Au Center Parcs des Hauts-de-Bruyères, en Sologne, toutes les petites maisons se ressemblent. Mais cette homogénéité n’est qu’apparente : depuis début 2024, certains de ces « cottages » ne sont plus gérés par Pierre & Vacances Center Parcs (PV-CP). Le groupe n’a pas renouvelé le contrat concernant cinquante hébergements, faute d’accord avec leurs propriétaires. Une situation inédite dans un Center Parcs, qui fait tâche dans un univers si intégré et homogène, et devient ainsi le symbole des difficultés qu’entretient le groupe avec les propriétaires de ses murs.

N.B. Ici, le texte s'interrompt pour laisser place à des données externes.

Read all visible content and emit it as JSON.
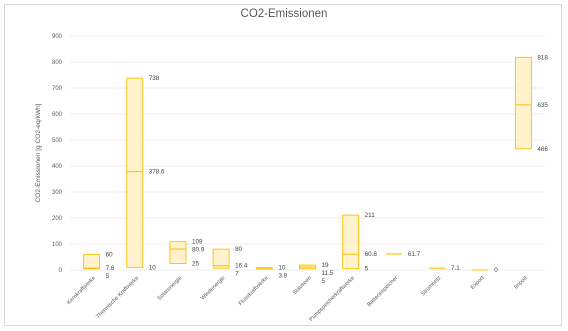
{
  "chart_data": {
    "type": "bar",
    "subtype": "floating-range-with-median",
    "title": "CO2-Emissionen",
    "ylabel": "CO2-Emissionen [g CO2-eq/kWh]",
    "xlabel": "",
    "ylim": [
      0,
      900
    ],
    "yticks": [
      0,
      100,
      200,
      300,
      400,
      500,
      600,
      700,
      800,
      900
    ],
    "grid": true,
    "legend": "none",
    "colors": {
      "fill": "#FFF2CC",
      "stroke": "#FFC000",
      "grid": "#e6e6e6",
      "text": "#595959"
    },
    "categories": [
      "Kernkraftwerke",
      "Thermische Kraftwerke",
      "Solarenergie",
      "Windenergie",
      "Flusskraftwerke",
      "Stauseen",
      "Pumpspeicherkraftwerke",
      "Batteriespeicher",
      "Stromnetz",
      "Export",
      "Import"
    ],
    "series": [
      {
        "values": [
          {
            "min": 5,
            "median": 7.6,
            "max": 60,
            "labels": [
              "60",
              "7.6",
              "5"
            ]
          },
          {
            "min": 10,
            "median": 378.6,
            "max": 738,
            "labels": [
              "738",
              "378.6",
              "10"
            ]
          },
          {
            "min": 25,
            "median": 80.9,
            "max": 109,
            "labels": [
              "109",
              "80.9",
              "25"
            ]
          },
          {
            "min": 7,
            "median": 16.4,
            "max": 80,
            "labels": [
              "80",
              "16.4",
              "7"
            ]
          },
          {
            "min": 3.8,
            "median": 5,
            "max": 10,
            "labels": [
              "10",
              "3.8"
            ]
          },
          {
            "min": 5,
            "median": 11.5,
            "max": 19,
            "labels": [
              "19",
              "11.5",
              "5"
            ]
          },
          {
            "min": 5,
            "median": 60.8,
            "max": 211,
            "labels": [
              "211",
              "60.8",
              "5"
            ]
          },
          {
            "min": 61.7,
            "median": 61.7,
            "max": 61.7,
            "labels": [
              "61.7"
            ]
          },
          {
            "min": 7.1,
            "median": 7.1,
            "max": 7.1,
            "labels": [
              "7.1"
            ]
          },
          {
            "min": 0,
            "median": 0,
            "max": 0,
            "labels": [
              "0"
            ]
          },
          {
            "min": 466,
            "median": 635,
            "max": 818,
            "labels": [
              "818",
              "635",
              "466"
            ]
          }
        ]
      }
    ]
  }
}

Réunis en association, ces propriétaires « dissidents » louent désormais leurs cottages sur la plate-forme Airbnb, avec l’aide d’une conciergerie. Forcément, cela fait désordre : ils se positionnent à des prix environ 30 % inférieurs à ceux pratiqués par Center Parcs sur son site officiel. Ils ont néanmoins des handicaps : ils ne peuvent pas utiliser le nom Center Parcs dans leur annonce, et leurs locataires doivent s’acquitter du prix d’entrée pour la piscine comme un visiteur extérieur (46 euros par adulte).
Sans la puissance de feu d’un gros groupe, ce pari de la location en direct, avec tous les frais annexes (les charges, le ménage, la conciergerie, les frais Airbnb…), n’a donc rien de gagné d’avance. « On vise un autre public, notamment celui des concours hippiques de La Motte-Beuvron [Loir-et-Cher], qui ne vient pas nécessairement pour la piscine, commente Lucie-Anne Pisias, conseillère bancaire, qui possède un cottage. On peut s’en sortir, mais cela va dépendre de la saison d’été, si notre offre réussit à prendre. » Et si d’autres propriétaires suivent leur voie.
Un pur placement
Pour comprendre comment Center Parcs en est arrivé là, il faut revenir à son modèle : celui-ci s’est bâti grâce à des individus qui achètent des cottages comme des produits d’investissement, en échange d’un loyer fixe payé par Pierre & Vacances et de gros avantages fiscaux. Les propriétaires ne s’y rendent jamais : il s’agit d’un pur placement. C’est le modèle de Pierre & Vacances, qui a permis l’émergence d’une certaine économie touristique à la française. A côté, des investisseurs institutionnels ont aussi acheté des cottages – c’est d’ailleurs, aujourd’hui, la voie de développement privilégiée.
Au début, pour Marie Liagre, tout s’est bien passé. Il y a dix ans, cette entrepreneuse lyonnaise a « topé » avec le conseiller du Crédit agricole qui lui avait présenté cette possibilité d’investissement, assortie d’un dispositif fiscal avantageux (dit « dispositif Censi-Bouvard »). Avec son mari, directeur commercial, ils empruntent 275 0000 euros pour acheter « sur plan » un cottage de 54 mètres carrés, dont ils ont remis les clés à PV-CP. Tous les trimestres, les loyers tombaient : « Une rentabilité à 4,5 % par an, c’était pas mal. » Et puis la période du Covid-19 est arrivée : PV-CP suspend les loyers pendant plusieurs mois. Tollé chez les propriétaires. Certains ont attaqué cette décision en justice, et obtenu réparation, au moins partielle : ce fut le cas pour Marie Liagre.